Its hard to get out of bed when you have 600 mg of Seroquel in you. I stupidly (on accident) took two Seroquel last night, when I only should be taking one. I guess I can blame it on my pot smoking. If I had been sober, the chances of me doing that are slim to none. Because of my little "mishap" I was in bed until 3 pm this afternoon. All morning I tried to force myself out of bed, but the drowsy feeling was too much to overcome, that every time I attempted to get up, I literally fell back in the bed and passed out again. Even though I would love to lay in my comfy king sized bed, with freshly washed sheets all day, and avoid the world I am so afraid of, I know this has to change. I am a young 23 year old woman, and I have to start acting that way.

Here I am, on my summer break from school, spending my days lazily laying around my house, playing video games, spending a lot of my day on Facebook just screwing around, and cleaning up around the house. Occasionally, I'll open up my book in a word document and stare at a page I have been stuck on the last few days. However, all in all, I have A. not been doing things I really enjoy for myself, and B. I haven't been very productive. I must change this "rut" I am in. My anxiety has really contributed to the way I have been spending my days.

For instance, I will put on my computer calendar "yoga every a.m." Okay, yoga is supposed to be fun right? It's not a chore, it's a hobby. Well, I treat it like some dreadful chore I have been trying to get out of. I know its my anxiety getting to me. Why would I be anxious to do yoga? I have no clue! I think it's the shear idea of doing something besides laying around all day that scares me. Change in routine or schedule freaks me out. Even if its something that is supposed to be enjoyable, like yoga.
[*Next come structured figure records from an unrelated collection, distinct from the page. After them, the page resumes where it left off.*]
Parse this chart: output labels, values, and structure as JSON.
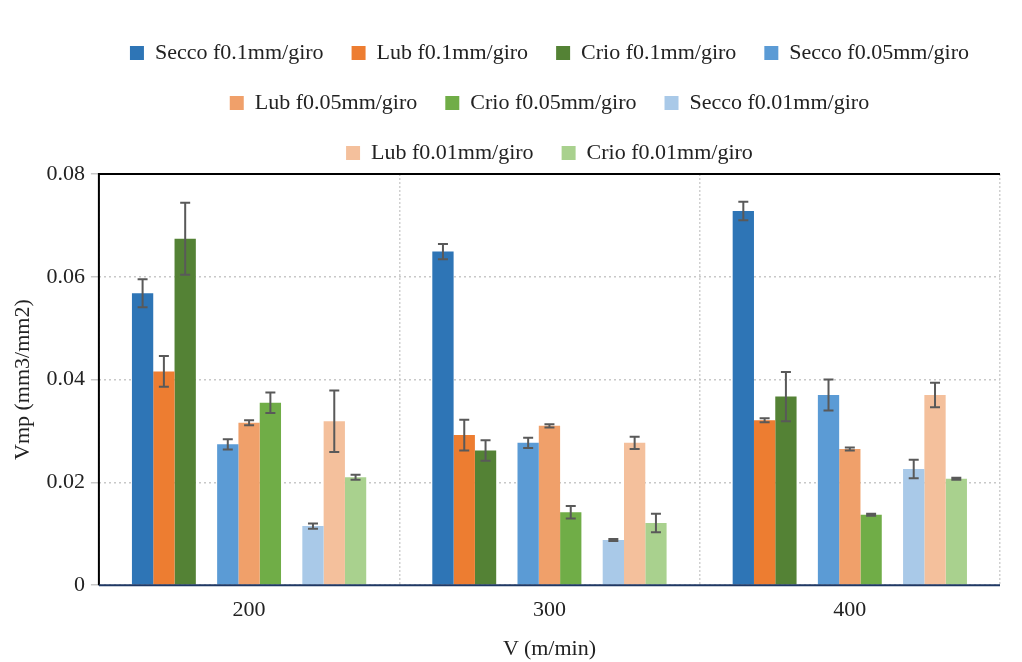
{
  "chart_data": {
    "type": "bar",
    "xlabel": "V (m/min)",
    "ylabel": "Vmp (mm3/mm2)",
    "categories": [
      "200",
      "300",
      "400"
    ],
    "ylim": [
      0,
      0.08
    ],
    "yticks": [
      0,
      0.02,
      0.04,
      0.06,
      0.08
    ],
    "grid": true,
    "legend": "top",
    "series": [
      {
        "name": "Secco f0.1mm/giro",
        "color": "#2e75b6",
        "values": [
          0.0568,
          0.0649,
          0.0728
        ],
        "errors": [
          0.0027,
          0.0015,
          0.0018
        ]
      },
      {
        "name": "Lub f0.1mm/giro",
        "color": "#ed7d31",
        "values": [
          0.0416,
          0.0292,
          0.0321
        ],
        "errors": [
          0.003,
          0.003,
          0.0004
        ]
      },
      {
        "name": "Crio f0.1mm/giro",
        "color": "#548235",
        "values": [
          0.0674,
          0.0262,
          0.0367
        ],
        "errors": [
          0.007,
          0.002,
          0.0048
        ]
      },
      {
        "name": "Secco f0.05mm/giro",
        "color": "#5b9bd5",
        "values": [
          0.0274,
          0.0277,
          0.037
        ],
        "errors": [
          0.001,
          0.001,
          0.003
        ]
      },
      {
        "name": "Lub f0.05mm/giro",
        "color": "#f0a06a",
        "values": [
          0.0316,
          0.031,
          0.0265
        ],
        "errors": [
          0.0005,
          0.0003,
          0.0003
        ]
      },
      {
        "name": "Crio f0.05mm/giro",
        "color": "#70ad47",
        "values": [
          0.0355,
          0.0142,
          0.0137
        ],
        "errors": [
          0.002,
          0.0012,
          0.0002
        ]
      },
      {
        "name": "Secco f0.01mm/giro",
        "color": "#a9c9e8",
        "values": [
          0.0115,
          0.0088,
          0.0226
        ],
        "errors": [
          0.0005,
          0.0002,
          0.0018
        ]
      },
      {
        "name": "Lub f0.01mm/giro",
        "color": "#f4c09c",
        "values": [
          0.0319,
          0.0277,
          0.037
        ],
        "errors": [
          0.006,
          0.0012,
          0.0024
        ]
      },
      {
        "name": "Crio f0.01mm/giro",
        "color": "#a9d18e",
        "values": [
          0.021,
          0.0121,
          0.0207
        ],
        "errors": [
          0.0005,
          0.0018,
          0.0002
        ]
      }
    ]
  }
}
However, tomorrow, I plan on having a relaxing and productive day, and conquering a.m. yoga. I plan on waking up at nine, doing yoga, then going to a coffee shop or library to write some in the book I am writing, and clean out our car (since there is a ton of sand in it from our beach trips). I just need to keep telling myself "Patti, getting out of the house is not scary or daunting. It's exciting, and far from boring."

Monday, August 2, 2010

Changed

As I walked into this unfamiliar, indie, hippy-ish coffee shop on Saturday night, I felt this overwhelming feeling of what I like to call "weirdness." I could not stop staring at the people in there, I could not stop feeling like I did not belong there, and as this girl approached me, I felt like saying.."Okay, I am not a freak or weirdo who plays dungeons and dragons so get me out of this place.." That was the part of me that likes to stereo-type and judge. I know, we all do it, but I think I tend to do it a little more than the average person. Every time I do something "new" or there are new and different people around me.." I get like this. I know I need to stop this immature attitude of thinking I am better than people, or I won't find any friends or people I want to hang around that will be worth my time. I will find people with the same attitude as me..cliche closed minded attitude towards life, and that is not what I want to be around. The, "I only shop at the mall and have never stepped foot into a thrift store.." type of person is not my idea of a good friend, rather than just a person with a stick up their ass..I do not want to be that "stick up their ass" person. I have grown as a person, but I need to do some more growing..UP that is, and stop being so judgmental.

I do hope I meet more new friends soon. I love my best friend dearly..but I never see her..(for various reasons that do not need to be brought up..), but I need a friend around who I can see frequently. Someone who would want to paint with me and someone I can have girl talk with. I really would love that.